Kunstenaars en verzamelaars
Geertjan Visser werd geboren in Papendrecht in 1931.
Vader Arie Visser en moeder Ottolina Dicke vormen samen een gezin met zeven kinderen. Het ouderlijk huis in Papendrecht blijkt een goed nest voor de kunsten te zijn. In huis staan meubels van Berlage, massa’s kunstboeken en een museumbezoek was iets vanzelfsprekend.
Geertjan, Martin (°1922) en Carel (°1928) kiezen elk voor een opleiding in de lijn van hun vader, die als burgerlijk ingenieur de leiding gaf aan het familiebedrijf, de aannemerij Visser en Smit. Carel vat studies bouwkunde aan maar trekt algauw naar de Koninklijke Academie in Den Haag. Martin studeert af als bouwkundig tekenaar maar verlegt zijn interesse al snel naar het ontwerpen van meubels. Geertjan is de enige die helemaal in de voetsporen van zijn vader treedt. Opgeleid als burgerlijk ingenieur is hij werkzaam in het familiebedrijf.

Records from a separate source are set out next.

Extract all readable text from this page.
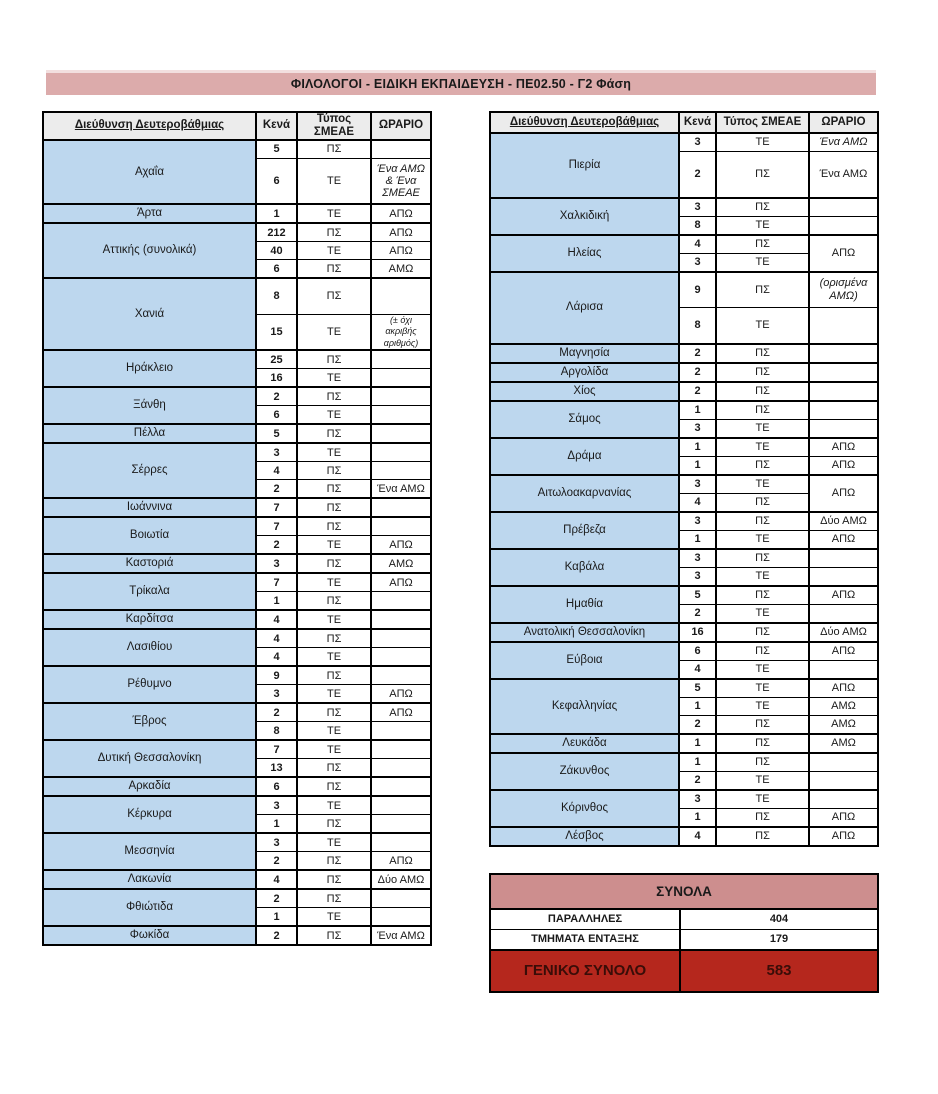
ΦΙΛΟΛΟΓΟΙ - ΕΙΔΙΚΗ ΕΚΠΑΙΔΕΥΣΗ - ΠΕ02.50 - Γ2 Φάση
Διεύθυνση Δευτεροβάθμιας	Κενά	Τύπος ΣΜΕΑΕ	ΩΡΑΡΙΟ
Αχαΐα	5	ΠΣ	
	6	ΤΕ	Ένα ΑΜΩ & Ένα ΣΜΕΑΕ
Άρτα	1	ΤΕ	ΑΠΩ
Αττικής (συνολικά)	212	ΠΣ	ΑΠΩ
	40	ΤΕ	ΑΠΩ
	6	ΠΣ	ΑΜΩ
Χανιά	8	ΠΣ	
	15	ΤΕ	(± όχι ακριβής αριθμός)
Ηράκλειο	25	ΠΣ	
	16	ΤΕ	
Ξάνθη	2	ΠΣ	
	6	ΤΕ	
Πέλλα	5	ΠΣ	
Σέρρες	3	ΤΕ	
	4	ΠΣ	
	2	ΠΣ	Ένα ΑΜΩ
Ιωάννινα	7	ΠΣ	
Βοιωτία	7	ΠΣ	
	2	ΤΕ	ΑΠΩ
Καστοριά	3	ΠΣ	ΑΜΩ
Τρίκαλα	7	ΤΕ	ΑΠΩ
	1	ΠΣ	
Καρδίτσα	4	ΤΕ	
Λασιθίου	4	ΠΣ	
	4	ΤΕ	
Ρέθυμνο	9	ΠΣ	
	3	ΤΕ	ΑΠΩ
Έβρος	2	ΠΣ	ΑΠΩ
	8	ΤΕ	
Δυτική Θεσσαλονίκη	7	ΤΕ	
	13	ΠΣ	
Αρκαδία	6	ΠΣ	
Κέρκυρα	3	ΤΕ	
	1	ΠΣ	
Μεσσηνία	3	ΤΕ	
	2	ΠΣ	ΑΠΩ
Λακωνία	4	ΠΣ	Δύο ΑΜΩ
Φθιώτιδα	2	ΠΣ	
	1	ΤΕ	
Φωκίδα	2	ΠΣ	Ένα ΑΜΩ
Διεύθυνση Δευτεροβάθμιας	Κενά	Τύπος ΣΜΕΑΕ	ΩΡΑΡΙΟ
Πιερία	3	ΤΕ	Ένα ΑΜΩ
	2	ΠΣ	Ένα ΑΜΩ
Χαλκιδική	3	ΠΣ	
	8	ΤΕ	
Ηλείας	4	ΠΣ	ΑΠΩ
	3	ΤΕ	
Λάρισα	9	ΠΣ	(ορισμένα ΑΜΩ)
	8	ΤΕ	
Μαγνησία	2	ΠΣ	
Αργολίδα	2	ΠΣ	
Χίος	2	ΠΣ	
Σάμος	1	ΠΣ	
	3	ΤΕ	
Δράμα	1	ΤΕ	ΑΠΩ
	1	ΠΣ	ΑΠΩ
Αιτωλοακαρνανίας	3	ΤΕ	ΑΠΩ
	4	ΠΣ	
Πρέβεζα	3	ΠΣ	Δύο ΑΜΩ
	1	ΤΕ	ΑΠΩ
Καβάλα	3	ΠΣ	
	3	ΤΕ	
Ημαθία	5	ΠΣ	ΑΠΩ
	2	ΤΕ	
Ανατολική Θεσσαλονίκη	16	ΠΣ	Δύο ΑΜΩ
Εύβοια	6	ΠΣ	ΑΠΩ
	4	ΤΕ	
Κεφαλληνίας	5	ΤΕ	ΑΠΩ
	1	ΤΕ	ΑΜΩ
	2	ΠΣ	ΑΜΩ
Λευκάδα	1	ΠΣ	ΑΜΩ
Ζάκυνθος	1	ΠΣ	
	2	ΤΕ	
Κόρινθος	3	ΤΕ	
	1	ΠΣ	ΑΠΩ
Λέσβος	4	ΠΣ	ΑΠΩ
ΣΥΝΟΛΑ	
ΠΑΡΑΛΛΗΛΕΣ	404
ΤΜΗΜΑΤΑ ΕΝΤΑΞΗΣ	179
ΓΕΝΙΚΟ ΣΥΝΟΛΟ	583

De familie krijgt de liefde voor kunst en cultuur met de spreekwoordelijke paplepel ingegeven. Broer Carel groeit uit tot een befaamd beeldhouwer. Geertjan, zuster Adri en Martin groeien uit tot verzamelaars van hedendaagse kunst. Kunstverzamelaars opereren haast altijd binnen een gemeenschap van gelijkgestemden: familie, vrienden, kunstenaars, kunsthandelaren, museummensen en andere verzamelaars. Ze zoeken vaak overleg en raad om een oordeel te kunnen formuleren dat tot een keuze doet besluiten. Dit proces van overleg en beraad is ingebed in de collectie Visser, elk met zijn eigen karakter.
In 1946, vijftien jaar oud, koopt Geertjan Visser een werk van Karel Appel. Dat was kopen, niet verzamelen, meent hij, en het gebeurde op voorbeeld van zijn broer en schoonzuster Martin en Mia Visser, die toen werk van de Cobra-groep verzamelden. Bewust verzamelen werd het pas in 1961 met de eerste verwerving van werken van Manzoni en Christo (een ingepakte kinderwagen).
De tussenliggende vijftien jaar verbleef Geertjan Visser vrijwel voortdurend in het buitenland en vooral in Zwitserland waar hij in Zürich zijn ingenieursstudie volgde. Daar in Zürich ontstond door een toevallige ontmoeting, een vriendschap die hem de vroege ontwikkeling van een belangrijk en later zeer bekend kunstenaar van nabij deed meebeleven. In 1953, zittend op een caféterras, constateert hij dat een man aan een tafeltje verderop een portret van hem zit te tekenen. Er ontstaat contact en de ander blijkt de toen nog vrij onbekende Amerikaanse schilder Ellsworth Kelly te zijn. Ze houden levenslang contact.
Geertjan Visser is een bijzonder verzamelaar, die er geen enkele moeite mee heeft om na grondige bestudering van een verlokkelijke reproductie van een schilderij van Picabia in een veilingcatalogus het betreffende werk per telefoon te laten kopen. Ondanks het feit dat de confrontatie met het origineel de hartstocht ervoor alleen maar doet toenemen, geeft hij het onmiddellijk in bruikleen aan een museum. Met deze handelswijze toont hij te voldoen aan enkele klassieke kenmerken van de verzamelaar.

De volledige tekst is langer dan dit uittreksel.